Il referma le portfolio.

– Ecoutez, comme ça sur photographies je suis tout prêt à vous engager mais…
– Vous voudriez voir ce que ça donne en vrai.
– Oui.
– Ça vous dit une petite balade ?

Un morceau d’heure et quelques kilomètres plus loin, au pied de la toile, « en vrai », il tenta d’en prendre la pleine mesure, basculant la tête en arrière autant que le lui permettaient ses vertèbres.

– Je crois que vous êtes engagée.
– Vous croyez ?
– C’est-à-dire… C’est un peu moins réaliste et pourtant ça me… je ne sais pas.
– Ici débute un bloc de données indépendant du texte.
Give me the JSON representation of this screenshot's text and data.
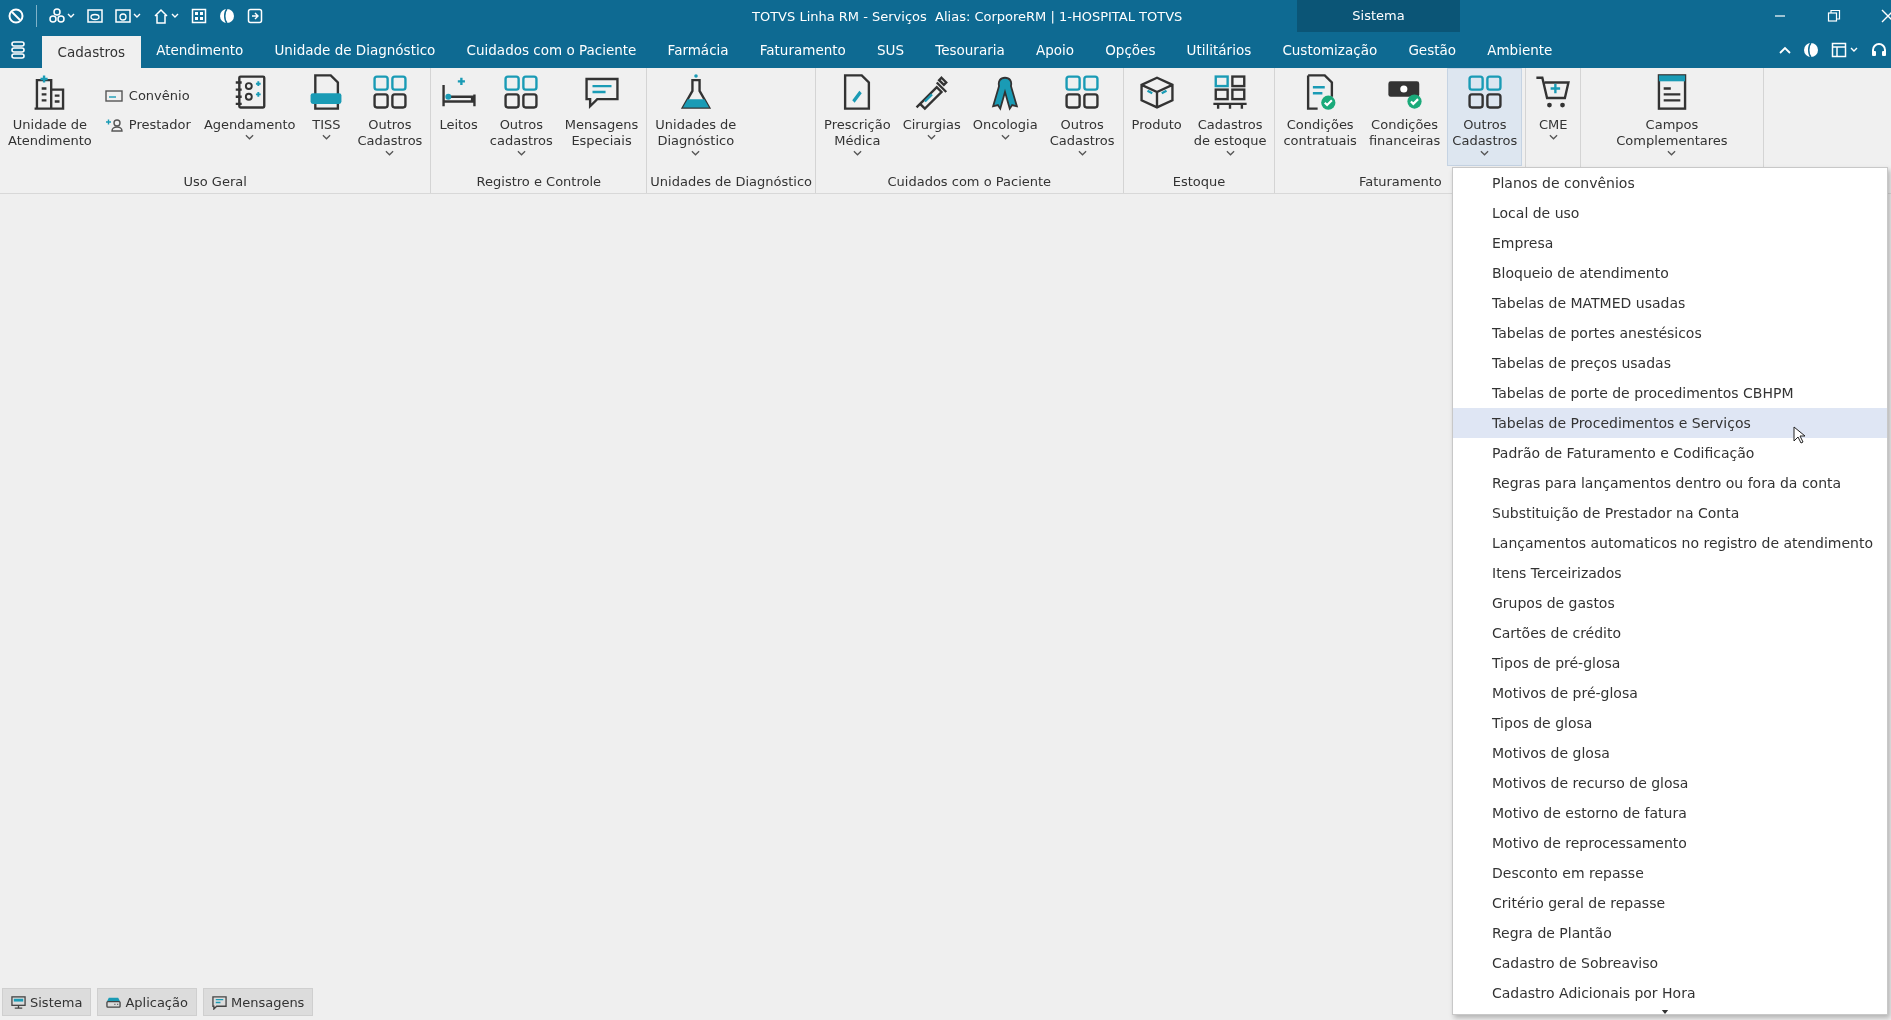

Entre deux pans de ciel gris, de ce même gris qu’il avait pris déjà, tant d’années auparavant, ce même gris qui habillait les nuages, et l’herbe, et toutes les natures mortes, se dressait un splendide mur de ciel bleu. D’un bleu clair-obscur, comme attendant le crépuscule sans y être tout à fait. Le jour perpétuel… la vie, sur la toile figée et immobile du ciel mort. L’effet était parfait, pour ce qui était du vivant. Et pour le réel aussi, n’était-ce…

– Pourquoi cette bande rose ? C’est si étrange… C’était vraiment comme ça, du temps de la nature vivante ? Ou …

Il formula l’autre hypothèse, tellement plus plausible, dans un sourire complice :

– Vous n’aviez plus de bleu ?
– Ni l’un ni l’autre… J’ai laissé mon petit garçon finir.
– Oh.
– Allez savoir pourquoi, il me dit que quand il rêve de crépuscule, le ciel devient rose. Un peu.
– L’imagination des enfants…

Il ne lui dit pas, pas encore, mais il savait qu’il allait l’engager. Au diable le parfait réalisme. Il était si difficile de trouver de bons peintres sur nature morte… Portant une main à sa nuque malmenée, il réalisa qu’il n’avait toujours pas baissé la tête, hypnotisé par cette trainée rose qui à défaut de réaliste… lui sembla, justement, naturelle :

– Finalement, je crois que c’est ce qui fait tout le … vivant. Oui, on croirait vraiment que c’est toujours vivant.